Single by Dierks Bentley

from the album Feel That Fire
- Released: September 29, 2008
- Recorded: 2008
- Genre: Country
- Length: 3:21
- Label: Capitol Nashville
- Songwriters: Brett Beavers; Dierks Bentley; Brad Warren; Brett Warren;
- Producers: Brett Beavers; Dierks Bentley;

Dierks Bentley singles chronology
| "Trying to Stop Your Leaving" (2008) | "Feel That Fire" (2008) | "Sideways" (2009) |

= Feel That Fire (song) =

"Feel That Fire" is a song co-written and recorded by American country music artist Dierks Bentley. It was released in September 2008 as the first single and title track from his 2009 album of the same name. The song became Bentley's sixth Number One on the U.S. Billboard Hot Country Songs chart for the week of February 21, 2009.

==Content==
This song, which Bentley co-wrote along with Brad and Brett Warren (of The Warren Brothers) and his producer Brett Beavers, is an up-tempo mostly accompanied by electric guitar and banjo. It describes the narrator's lover and lists off all the things that she wants, such as "rid[ing] the bull at the rodeo" and “mak[ing] every stray [animal] a pet". In the chorus, the narrator explains that "she needs to feel that fire" and be his lover. This song is set in the key of A-flat major with the guitars set to E-flat tuning and a main chord pattern of A-G-D-A. Bentley's vocals range from G_{2} to E_{4}.

==Critical reception==
Alison Bonaguro, in an entry for the CMT blog, described the song favorably. In her review, she said, "In a world of passionless relationships, I think this song is very aspirational."

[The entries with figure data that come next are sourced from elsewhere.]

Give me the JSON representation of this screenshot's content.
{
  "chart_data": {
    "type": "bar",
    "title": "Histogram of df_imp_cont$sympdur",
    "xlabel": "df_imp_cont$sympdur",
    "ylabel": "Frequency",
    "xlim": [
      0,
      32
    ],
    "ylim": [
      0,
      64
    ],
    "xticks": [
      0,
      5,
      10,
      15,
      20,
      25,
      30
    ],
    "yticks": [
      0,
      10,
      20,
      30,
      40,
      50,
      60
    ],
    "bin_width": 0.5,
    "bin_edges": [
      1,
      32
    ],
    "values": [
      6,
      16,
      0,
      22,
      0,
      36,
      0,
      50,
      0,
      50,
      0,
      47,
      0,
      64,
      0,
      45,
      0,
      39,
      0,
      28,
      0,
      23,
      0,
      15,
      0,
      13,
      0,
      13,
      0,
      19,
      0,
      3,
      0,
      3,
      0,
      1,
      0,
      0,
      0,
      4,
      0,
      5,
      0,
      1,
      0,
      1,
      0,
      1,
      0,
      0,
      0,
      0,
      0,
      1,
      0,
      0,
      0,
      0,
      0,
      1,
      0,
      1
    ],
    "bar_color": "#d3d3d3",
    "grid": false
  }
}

The song received a "thumbs down" review from the country music site Engine 145. Despite calling it an "uptempo number that finds Bentley singing about something other than life on the road, featuring a rockin’ intro", critic Brady Vercher said that the song "contains a weak narrative that settles for what's easiest by barely delving into the subject."

==Promotion==
To promote the single, Bentley shipped more than 2000 boxes of Cracker Jack to various radio stations (a reference to "she wants the toy in the Cracker Jack", a line from the opening). Fifty-one stations were chosen randomly as winners, with the grand prize being a concert with Bentley.

The music video featured actress and model Sarah Desage.

==Chart performance==

| Chart (2008–2009) | Peak position |
|---|---|
| Canada Hot 100 (Billboard) | 54 |
| Canada Country (Billboard) | 2 |
| US Billboard Hot 100 | 32 |
| US Hot Country Songs (Billboard) | 1 |

===Year-end charts===

| Chart (2009) | Position |
|---|---|
| US Country Songs (Billboard) | 31 |

==Certifications==

| Region | Certification | Certified units/sales |
| United States (RIAA) | Platinum | 1,000,000^{‡} |
^{‡} Sales+streaming figures based on certification alone.